Desert in the Promised Land: The Politics and Semiotics of Space in Israeli Culture

Desert in the Promised Land: The Politics and Semiotics of Space in Israeli Culture

Friday, 10 May 2019 - 5:00pm
Venue: 
Investcorp Auditorium, Middle East Centre, St Antony's College
Speaker(s): 
Yael Zerubavel (Professor Emerita of Jewish Studies and History, Rutgers University)
Chair: 
Professor Yaacov Yadgar (Stanley Lewis Professor of Israel Studies, St Anne's)
Series: 
Middle East Centre Friday Seminar Series

Joint event with The Oxford School of Global and Area Studies (OSGA)

About the seminar:

At once an ecological phenomenon and a cultural construction, the desert has varied associations in Zionist and Israeli culture. Yael Zerubavel tells the story of the desert from the early twentieth century to the present, shedding light on romantic-mythical associations, settlement and security concerns, environmental sympathies, and the commodifying tourist gaze. Drawing on literary narratives, educational texts, newspaper articles, tourist materials, films, popular songs, posters, photographs, and cartoons, Zerubavel reveals the complexities and contradictions that mark Israeli society’s semiotics of space in relation to the Middle East, and the central role of the “besieged island” trope in Israeli culture and politics. The talk draws on the new book published by Stanford University Press (2019). 

About the speaker:

Dr. Zerubavel is Professor Emerita of Jewish Studies and History and served as the Founding Director of the Allen and Joan Bildner Center for the Study of Jewish Study at Rutgers University. She is a scholar of memory studies with an expertise in modern Israeli society and culture. Utilising an interdisciplinary approach that informs both her teaching and writing, her work explores collective memory and identity, national myths, the transformation of traditions, war and trauma, and cultural perceptions of space, drawing on historical sources, Hebrew literature, educational materials, popular and folkloric forms, as well as in-depth interviews. Her work addresses the impact of nationalism, secularisation, immigration and dislocation, the Holocaust and the Israeli-Palestinian conflict on the reshaping of Jewish memory in Israel and developments within Israeli culture.

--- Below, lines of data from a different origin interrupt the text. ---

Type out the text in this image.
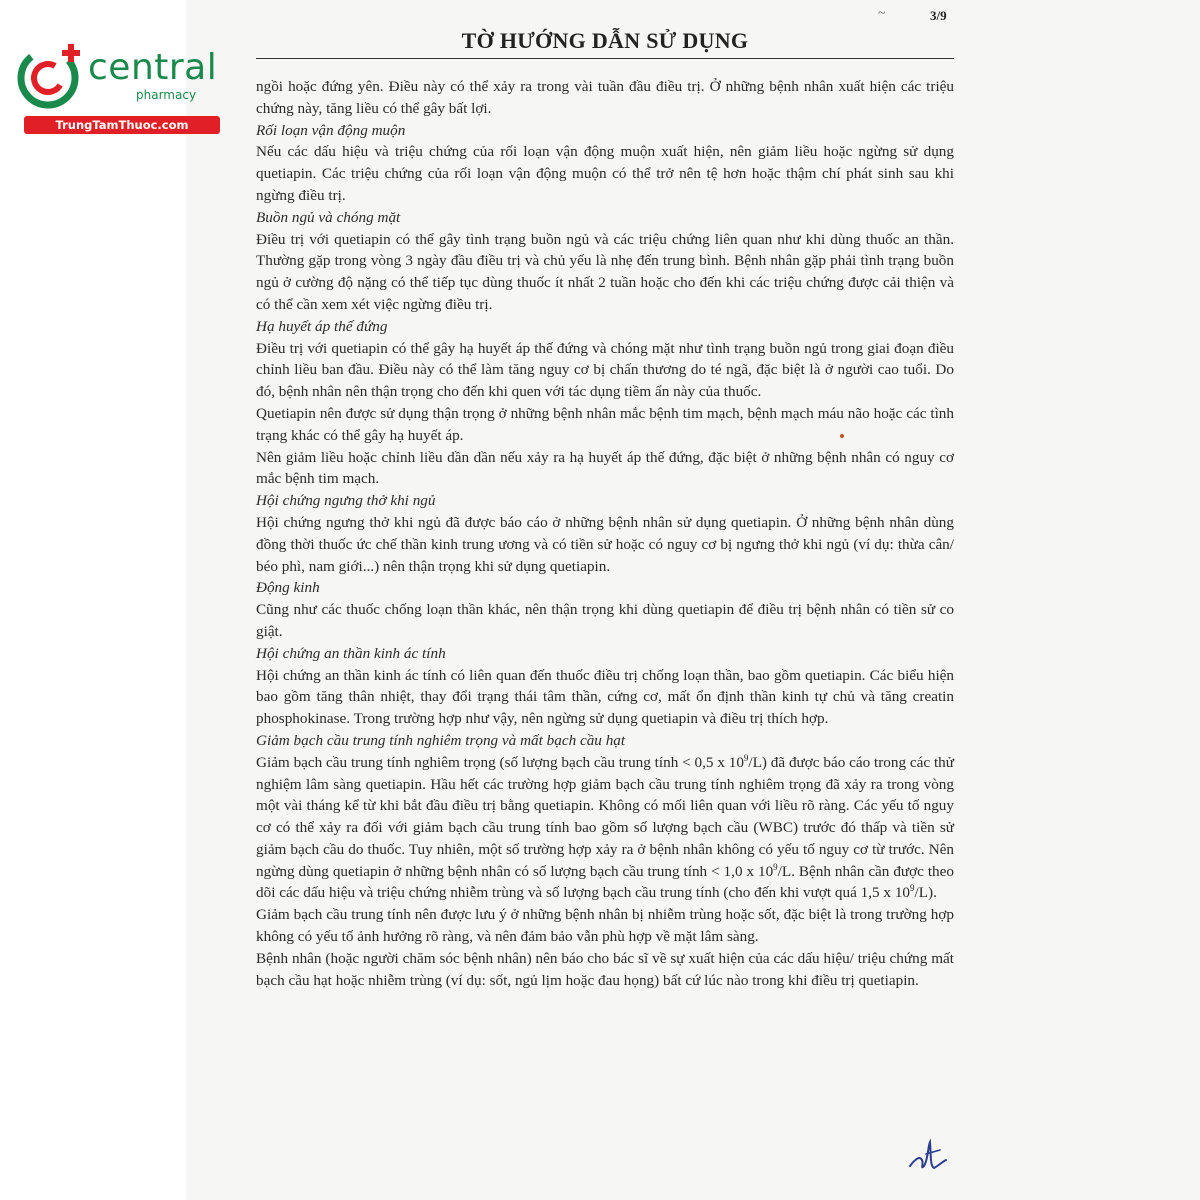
central

pharmacy
TrungTamThuoc.com
~	3/9
TỜ HƯỚNG DẪN SỬ DỤNG

ngồi hoặc đứng yên. Điều này có thể xảy ra trong vài tuần đầu điều trị. Ở những bệnh nhân xuất hiện các triệu chứng này, tăng liều có thể gây bất lợi.

Rối loạn vận động muộn

Nếu các dấu hiệu và triệu chứng của rối loạn vận động muộn xuất hiện, nên giảm liều hoặc ngừng sử dụng quetiapin. Các triệu chứng của rối loạn vận động muộn có thể trở nên tệ hơn hoặc thậm chí phát sinh sau khi ngừng điều trị.

Buồn ngủ và chóng mặt

Điều trị với quetiapin có thể gây tình trạng buồn ngủ và các triệu chứng liên quan như khi dùng thuốc an thần. Thường gặp trong vòng 3 ngày đầu điều trị và chủ yếu là nhẹ đến trung bình. Bệnh nhân gặp phải tình trạng buồn ngủ ở cường độ nặng có thể tiếp tục dùng thuốc ít nhất 2 tuần hoặc cho đến khi các triệu chứng được cải thiện và có thể cần xem xét việc ngừng điều trị.

Hạ huyết áp thế đứng

Điều trị với quetiapin có thể gây hạ huyết áp thế đứng và chóng mặt như tình trạng buồn ngủ trong giai đoạn điều chỉnh liều ban đầu. Điều này có thể làm tăng nguy cơ bị chấn thương do té ngã, đặc biệt là ở người cao tuổi. Do đó, bệnh nhân nên thận trọng cho đến khi quen với tác dụng tiềm ẩn này của thuốc.

Quetiapin nên được sử dụng thận trọng ở những bệnh nhân mắc bệnh tim mạch, bệnh mạch máu não hoặc các tình trạng khác có thể gây hạ huyết áp.

Nên giảm liều hoặc chỉnh liều dần dần nếu xảy ra hạ huyết áp thế đứng, đặc biệt ở những bệnh nhân có nguy cơ mắc bệnh tim mạch.

Hội chứng ngưng thở khi ngủ

Hội chứng ngưng thở khi ngủ đã được báo cáo ở những bệnh nhân sử dụng quetiapin. Ở những bệnh nhân dùng đồng thời thuốc ức chế thần kinh trung ương và có tiền sử hoặc có nguy cơ bị ngưng thở khi ngủ (ví dụ: thừa cân/ béo phì, nam giới...) nên thận trọng khi sử dụng quetiapin.

Động kinh

Cũng như các thuốc chống loạn thần khác, nên thận trọng khi dùng quetiapin để điều trị bệnh nhân có tiền sử co giật.

Hội chứng an thần kinh ác tính

Hội chứng an thần kinh ác tính có liên quan đến thuốc điều trị chống loạn thần, bao gồm quetiapin. Các biểu hiện bao gồm tăng thân nhiệt, thay đổi trạng thái tâm thần, cứng cơ, mất ổn định thần kinh tự chủ và tăng creatin phosphokinase. Trong trường hợp như vậy, nên ngừng sử dụng quetiapin và điều trị thích hợp.

Giảm bạch cầu trung tính nghiêm trọng và mất bạch cầu hạt

Giảm bạch cầu trung tính nghiêm trọng (số lượng bạch cầu trung tính < 0,5 x $10^9/L$) đã được báo cáo trong các thử nghiệm lâm sàng quetiapin. Hầu hết các trường hợp giảm bạch cầu trung tính nghiêm trọng đã xảy ra trong vòng một vài tháng kể từ khi bắt đầu điều trị bằng quetiapin. Không có mối liên quan với liều rõ ràng. Các yếu tố nguy cơ có thể xảy ra đối với giảm bạch cầu trung tính bao gồm số lượng bạch cầu (WBC) trước đó thấp và tiền sử giảm bạch cầu do thuốc. Tuy nhiên, một số trường hợp xảy ra ở bệnh nhân không có yếu tố nguy cơ từ trước. Nên ngừng dùng quetiapin ở những bệnh nhân có số lượng bạch cầu trung tính < 1,0 x $10^9/L$. Bệnh nhân cần được theo dõi các dấu hiệu và triệu chứng nhiễm trùng và số lượng bạch cầu trung tính (cho đến khi vượt quá 1,5 x $10^9/L$).

Giảm bạch cầu trung tính nên được lưu ý ở những bệnh nhân bị nhiễm trùng hoặc sốt, đặc biệt là trong trường hợp không có yếu tố ảnh hưởng rõ ràng, và nên đảm bảo vẫn phù hợp về mặt lâm sàng.

Bệnh nhân (hoặc người chăm sóc bệnh nhân) nên báo cho bác sĩ về sự xuất hiện của các dấu hiệu/ triệu chứng mất bạch cầu hạt hoặc nhiễm trùng (ví dụ: sốt, ngủ lịm hoặc đau họng) bất cứ lúc nào trong khi điều trị quetiapin.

Yael Zerubavel is the author of the award-winning book, Recovered Roots: Collective Memory and the Making of Israeli National Tradition (University of Chicago Press, 1995), Desert in the Promised Land (Stanford University Press, 2019), and is currently working on another book manuscript entitled Biblical Reenactments: The Performance of Antiquity in Israeli Culture. She has served on the boards of the Association for Jewish Studies and the association for Israel Studies and on the editorial boards of key journals in the field of Israel Studies.